There are two methods for extracting text, one which simply gives the plain text and another which delivers a more detailed text object.

Basic Text#

To get the plain text for a page we can retrieve a string as follows:

EXAMPLE

const text = page.getText()
console.log(`text=${text}`)

Advanced Text#

To get a more advanced representation of the page text we can retrieve a StructuredText object as JSON as follows:

EXAMPLE

const json = page.toStructuredText("preserve-whitespace").asJSON()
console.log(`json=${json}`)

StructuredText contains objects from a page that have been analyzed and grouped into blocks, lines and spans.
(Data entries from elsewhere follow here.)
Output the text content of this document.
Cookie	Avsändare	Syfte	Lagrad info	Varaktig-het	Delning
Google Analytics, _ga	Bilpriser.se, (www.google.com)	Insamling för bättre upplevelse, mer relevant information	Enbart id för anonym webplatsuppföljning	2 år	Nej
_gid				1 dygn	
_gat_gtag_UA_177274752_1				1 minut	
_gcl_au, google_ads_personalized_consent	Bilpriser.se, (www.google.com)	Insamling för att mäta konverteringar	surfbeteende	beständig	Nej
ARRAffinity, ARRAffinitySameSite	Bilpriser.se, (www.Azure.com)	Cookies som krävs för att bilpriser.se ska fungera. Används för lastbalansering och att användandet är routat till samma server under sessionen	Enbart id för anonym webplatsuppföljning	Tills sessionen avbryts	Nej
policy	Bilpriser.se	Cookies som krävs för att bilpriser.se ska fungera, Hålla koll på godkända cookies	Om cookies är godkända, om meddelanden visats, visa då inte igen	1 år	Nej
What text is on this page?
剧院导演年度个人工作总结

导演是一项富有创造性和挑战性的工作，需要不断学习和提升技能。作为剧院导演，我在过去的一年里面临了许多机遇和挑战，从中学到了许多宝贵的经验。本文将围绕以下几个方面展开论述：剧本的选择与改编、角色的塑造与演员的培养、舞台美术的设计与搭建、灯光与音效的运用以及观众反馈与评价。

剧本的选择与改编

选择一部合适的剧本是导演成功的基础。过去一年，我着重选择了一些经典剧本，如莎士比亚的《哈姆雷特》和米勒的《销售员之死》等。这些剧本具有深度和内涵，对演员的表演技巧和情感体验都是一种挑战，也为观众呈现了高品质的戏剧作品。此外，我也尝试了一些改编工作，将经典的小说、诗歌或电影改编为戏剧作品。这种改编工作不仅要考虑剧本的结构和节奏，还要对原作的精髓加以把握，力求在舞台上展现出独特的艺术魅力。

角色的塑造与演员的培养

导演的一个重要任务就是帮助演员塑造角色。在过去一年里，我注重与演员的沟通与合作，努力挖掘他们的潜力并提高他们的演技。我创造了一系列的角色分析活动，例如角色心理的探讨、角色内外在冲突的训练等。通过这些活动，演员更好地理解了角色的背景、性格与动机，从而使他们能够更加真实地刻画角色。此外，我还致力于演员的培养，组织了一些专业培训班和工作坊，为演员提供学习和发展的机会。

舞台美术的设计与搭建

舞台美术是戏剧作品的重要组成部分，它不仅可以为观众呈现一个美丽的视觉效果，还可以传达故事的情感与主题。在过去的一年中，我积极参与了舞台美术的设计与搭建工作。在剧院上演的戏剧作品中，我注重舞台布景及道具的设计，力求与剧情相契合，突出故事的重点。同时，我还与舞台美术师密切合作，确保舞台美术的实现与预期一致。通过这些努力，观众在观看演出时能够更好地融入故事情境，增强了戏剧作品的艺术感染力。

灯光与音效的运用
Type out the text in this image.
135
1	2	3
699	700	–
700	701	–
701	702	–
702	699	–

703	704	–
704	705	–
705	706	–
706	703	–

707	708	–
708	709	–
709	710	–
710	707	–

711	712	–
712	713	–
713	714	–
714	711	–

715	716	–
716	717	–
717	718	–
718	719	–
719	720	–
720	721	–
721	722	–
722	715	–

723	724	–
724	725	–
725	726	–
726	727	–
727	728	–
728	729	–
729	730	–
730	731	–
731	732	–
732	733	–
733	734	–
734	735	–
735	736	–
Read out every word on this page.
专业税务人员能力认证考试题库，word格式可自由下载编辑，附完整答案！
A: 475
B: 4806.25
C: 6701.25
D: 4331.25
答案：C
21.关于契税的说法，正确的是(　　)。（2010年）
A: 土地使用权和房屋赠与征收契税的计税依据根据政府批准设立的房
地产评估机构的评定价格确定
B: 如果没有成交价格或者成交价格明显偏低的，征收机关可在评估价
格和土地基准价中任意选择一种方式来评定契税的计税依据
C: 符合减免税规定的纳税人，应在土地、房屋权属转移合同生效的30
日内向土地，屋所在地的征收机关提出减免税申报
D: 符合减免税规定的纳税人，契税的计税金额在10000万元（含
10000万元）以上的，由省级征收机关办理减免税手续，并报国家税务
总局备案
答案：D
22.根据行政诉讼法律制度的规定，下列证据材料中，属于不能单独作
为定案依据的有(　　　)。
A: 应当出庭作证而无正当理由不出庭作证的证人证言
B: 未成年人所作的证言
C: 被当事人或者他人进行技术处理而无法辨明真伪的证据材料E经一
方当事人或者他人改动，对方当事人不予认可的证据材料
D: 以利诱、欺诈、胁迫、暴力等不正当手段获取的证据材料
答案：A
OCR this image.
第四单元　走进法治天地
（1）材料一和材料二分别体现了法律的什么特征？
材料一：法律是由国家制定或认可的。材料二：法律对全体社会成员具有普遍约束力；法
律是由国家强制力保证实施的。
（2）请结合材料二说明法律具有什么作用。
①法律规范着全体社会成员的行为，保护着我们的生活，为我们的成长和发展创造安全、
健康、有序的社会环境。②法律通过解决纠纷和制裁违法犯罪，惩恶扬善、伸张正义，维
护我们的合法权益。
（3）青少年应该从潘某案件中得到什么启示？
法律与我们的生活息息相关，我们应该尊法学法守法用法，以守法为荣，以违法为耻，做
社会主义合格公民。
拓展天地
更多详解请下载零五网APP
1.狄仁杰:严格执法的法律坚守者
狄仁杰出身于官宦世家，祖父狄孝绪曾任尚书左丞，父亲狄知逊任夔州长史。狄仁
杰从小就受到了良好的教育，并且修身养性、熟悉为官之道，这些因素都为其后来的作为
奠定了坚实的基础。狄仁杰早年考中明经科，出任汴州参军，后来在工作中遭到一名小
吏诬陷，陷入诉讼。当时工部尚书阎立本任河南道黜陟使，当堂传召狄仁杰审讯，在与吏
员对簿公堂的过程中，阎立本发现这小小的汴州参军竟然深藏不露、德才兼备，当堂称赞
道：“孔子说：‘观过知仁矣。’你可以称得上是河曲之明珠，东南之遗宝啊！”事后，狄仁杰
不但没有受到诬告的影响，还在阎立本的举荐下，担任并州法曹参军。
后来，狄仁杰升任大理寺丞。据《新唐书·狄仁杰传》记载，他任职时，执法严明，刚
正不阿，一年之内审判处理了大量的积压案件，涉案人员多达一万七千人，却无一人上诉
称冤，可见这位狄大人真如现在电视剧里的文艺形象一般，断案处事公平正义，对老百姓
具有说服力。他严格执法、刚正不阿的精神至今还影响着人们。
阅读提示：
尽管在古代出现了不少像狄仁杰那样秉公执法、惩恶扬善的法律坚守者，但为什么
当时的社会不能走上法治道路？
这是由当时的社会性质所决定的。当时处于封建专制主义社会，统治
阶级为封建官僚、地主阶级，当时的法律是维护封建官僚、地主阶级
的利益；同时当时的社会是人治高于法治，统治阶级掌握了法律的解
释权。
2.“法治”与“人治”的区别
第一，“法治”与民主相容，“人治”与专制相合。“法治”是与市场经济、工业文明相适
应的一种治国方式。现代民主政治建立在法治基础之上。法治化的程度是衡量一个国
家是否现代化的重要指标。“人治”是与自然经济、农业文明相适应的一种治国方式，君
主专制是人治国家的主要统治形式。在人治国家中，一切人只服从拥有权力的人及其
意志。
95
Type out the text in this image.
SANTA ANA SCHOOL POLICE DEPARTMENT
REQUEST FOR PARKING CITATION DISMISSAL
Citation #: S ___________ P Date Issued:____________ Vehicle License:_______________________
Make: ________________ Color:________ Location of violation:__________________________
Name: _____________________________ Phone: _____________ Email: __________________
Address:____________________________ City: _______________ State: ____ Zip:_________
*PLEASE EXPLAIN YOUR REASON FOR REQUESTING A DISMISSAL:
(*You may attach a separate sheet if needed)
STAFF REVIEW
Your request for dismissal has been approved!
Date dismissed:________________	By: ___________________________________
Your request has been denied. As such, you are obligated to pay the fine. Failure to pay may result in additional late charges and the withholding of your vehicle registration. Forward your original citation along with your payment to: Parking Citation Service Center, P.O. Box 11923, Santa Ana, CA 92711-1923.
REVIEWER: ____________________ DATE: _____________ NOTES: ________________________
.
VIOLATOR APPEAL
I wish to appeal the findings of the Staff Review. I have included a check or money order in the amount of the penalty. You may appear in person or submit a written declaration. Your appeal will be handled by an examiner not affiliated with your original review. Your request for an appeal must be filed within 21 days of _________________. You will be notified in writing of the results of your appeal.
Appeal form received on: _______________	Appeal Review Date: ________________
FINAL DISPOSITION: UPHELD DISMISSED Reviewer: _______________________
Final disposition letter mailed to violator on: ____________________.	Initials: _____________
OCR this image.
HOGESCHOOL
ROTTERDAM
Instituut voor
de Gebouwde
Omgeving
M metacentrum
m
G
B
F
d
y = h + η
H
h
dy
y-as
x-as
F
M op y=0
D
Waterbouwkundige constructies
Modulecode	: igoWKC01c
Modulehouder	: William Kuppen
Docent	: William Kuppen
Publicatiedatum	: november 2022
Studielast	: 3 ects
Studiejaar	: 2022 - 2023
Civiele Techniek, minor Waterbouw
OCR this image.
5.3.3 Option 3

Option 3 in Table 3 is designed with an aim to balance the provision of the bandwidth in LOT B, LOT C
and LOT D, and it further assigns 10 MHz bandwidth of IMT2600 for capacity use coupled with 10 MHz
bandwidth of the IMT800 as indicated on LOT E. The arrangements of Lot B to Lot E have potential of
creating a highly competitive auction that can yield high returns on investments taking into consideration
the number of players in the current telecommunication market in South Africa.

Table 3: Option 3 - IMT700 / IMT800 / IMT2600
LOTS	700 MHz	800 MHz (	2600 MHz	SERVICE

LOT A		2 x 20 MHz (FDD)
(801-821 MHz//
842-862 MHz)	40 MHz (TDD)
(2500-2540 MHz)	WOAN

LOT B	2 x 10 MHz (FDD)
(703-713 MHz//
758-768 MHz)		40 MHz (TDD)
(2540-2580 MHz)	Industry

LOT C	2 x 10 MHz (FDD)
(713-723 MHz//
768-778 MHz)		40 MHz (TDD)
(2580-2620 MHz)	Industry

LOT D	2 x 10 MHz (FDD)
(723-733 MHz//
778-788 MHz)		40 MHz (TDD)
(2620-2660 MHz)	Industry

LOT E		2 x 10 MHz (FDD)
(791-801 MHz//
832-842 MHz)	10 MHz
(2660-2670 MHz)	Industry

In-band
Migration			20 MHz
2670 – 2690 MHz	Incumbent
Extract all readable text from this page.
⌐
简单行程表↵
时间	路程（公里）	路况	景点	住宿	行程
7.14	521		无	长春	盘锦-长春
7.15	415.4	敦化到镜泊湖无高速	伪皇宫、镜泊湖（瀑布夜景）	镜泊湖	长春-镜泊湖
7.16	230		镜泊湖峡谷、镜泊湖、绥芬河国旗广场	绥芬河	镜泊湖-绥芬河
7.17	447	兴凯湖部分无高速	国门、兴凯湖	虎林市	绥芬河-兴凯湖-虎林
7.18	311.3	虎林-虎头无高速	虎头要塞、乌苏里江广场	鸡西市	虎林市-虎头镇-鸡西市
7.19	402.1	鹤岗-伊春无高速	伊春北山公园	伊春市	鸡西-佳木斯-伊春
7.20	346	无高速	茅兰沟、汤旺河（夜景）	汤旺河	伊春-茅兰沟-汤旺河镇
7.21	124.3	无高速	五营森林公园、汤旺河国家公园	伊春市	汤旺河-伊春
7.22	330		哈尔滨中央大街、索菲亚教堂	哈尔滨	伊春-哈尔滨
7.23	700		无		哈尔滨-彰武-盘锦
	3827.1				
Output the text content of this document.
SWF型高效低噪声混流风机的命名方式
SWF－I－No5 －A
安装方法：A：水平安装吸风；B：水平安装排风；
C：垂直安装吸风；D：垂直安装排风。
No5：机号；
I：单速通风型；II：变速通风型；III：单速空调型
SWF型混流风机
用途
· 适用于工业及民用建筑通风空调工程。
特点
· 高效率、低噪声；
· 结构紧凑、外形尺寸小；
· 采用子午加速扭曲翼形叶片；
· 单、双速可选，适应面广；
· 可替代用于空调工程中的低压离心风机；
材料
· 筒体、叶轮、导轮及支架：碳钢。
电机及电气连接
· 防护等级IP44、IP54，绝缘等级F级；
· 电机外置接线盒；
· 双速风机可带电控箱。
As such the JSON returned is structured and contains positional data and font data alongside text values, e.g.:

EXAMPLE

{
    "blocks": [
        {
            "type": "text",
            "bbox": {
                "x": 30,
                "y": 32,
                "w": 216,
                "h": 13
            },
            "lines": [
                {
                    "wmode": 0,
                    "bbox": {
                        "x": 30,
                        "y": 32,
                        "w": 216,
                        "h": 13
                    },
                    "font": {
                        "name": "FKGYDX+Arial",
                        "family": "sans-serif",
                        "weight": "normal",
                        "style": "normal",
                        "size": 12
                    },
                    "x": 30,
                    "y": 43,
                    "text": "Welcome to the Node server test.pdf file."
                }
            ]
        },
        {
            "type": "text",
            "bbox": {
                "x": 30,
                "y": 68,
                "w": 190,
                "h": 13
            },
            "lines": [
                {
                    "wmode": 0,
                    "bbox": {
                        "x": 30,
                        "y": 68,
                        "w": 190,
                        "h": 13
                    },
                    "font": {
                        "name": "FKGYDX+Arial",
                        "family": "sans-serif",
                        "weight": "normal",
                        "style": "normal",
                        "size": 12
                    },
                    "x": 30,
                    "y": 79,
                    "text": "Sorry there is not much to see here!"
                }
            ]
        },
        {
            "type": "text",
            "bbox": {
                "x": 568,
                "y": 31,
                "w": 6,
                "h": 13
            },
            "lines": [
                {
                    "wmode": 0,
                    "bbox": {
                        "x": 568,
                        "y": 31,
                        "w": 6,
                        "h": 13
                    },
                    "font": {
                        "name": "YDTIJL+Arial",
                        "family": "sans-serif",
                        "weight": "normal",
                        "style": "normal",
                        "size": 12
                    },
                    "x": 568,
                    "y": 42,
                    "text": "1"
                }
            ]
        },
        {
            "type": "text",
            "bbox": {
                "x": 28,
                "y": 744,
                "w": 84,
                "h": 19
            },
            "lines": [
                {
                    "wmode": 0,
                    "bbox": {
                        "x": 28,
                        "y": 744,
                        "w": 84,
                        "h": 19
                    },
                    "font": {
                        "name": "Arial",
                        "family": "sans-serif",
                        "weight": "normal",
                        "style": "normal",
                        "size": 14
                    },
                    "x": 28,
                    "y": 759,
                    "text": "Page 1 footer"
                }
            ]
        }
    ]
}

Extracting Page Images#

To get the images for a page we can use the getImages() method as follows:

EXAMPLE

var result = page.getImages()

This returns an array of objects which includes the image (Image) along with the bounding box and matrix transform.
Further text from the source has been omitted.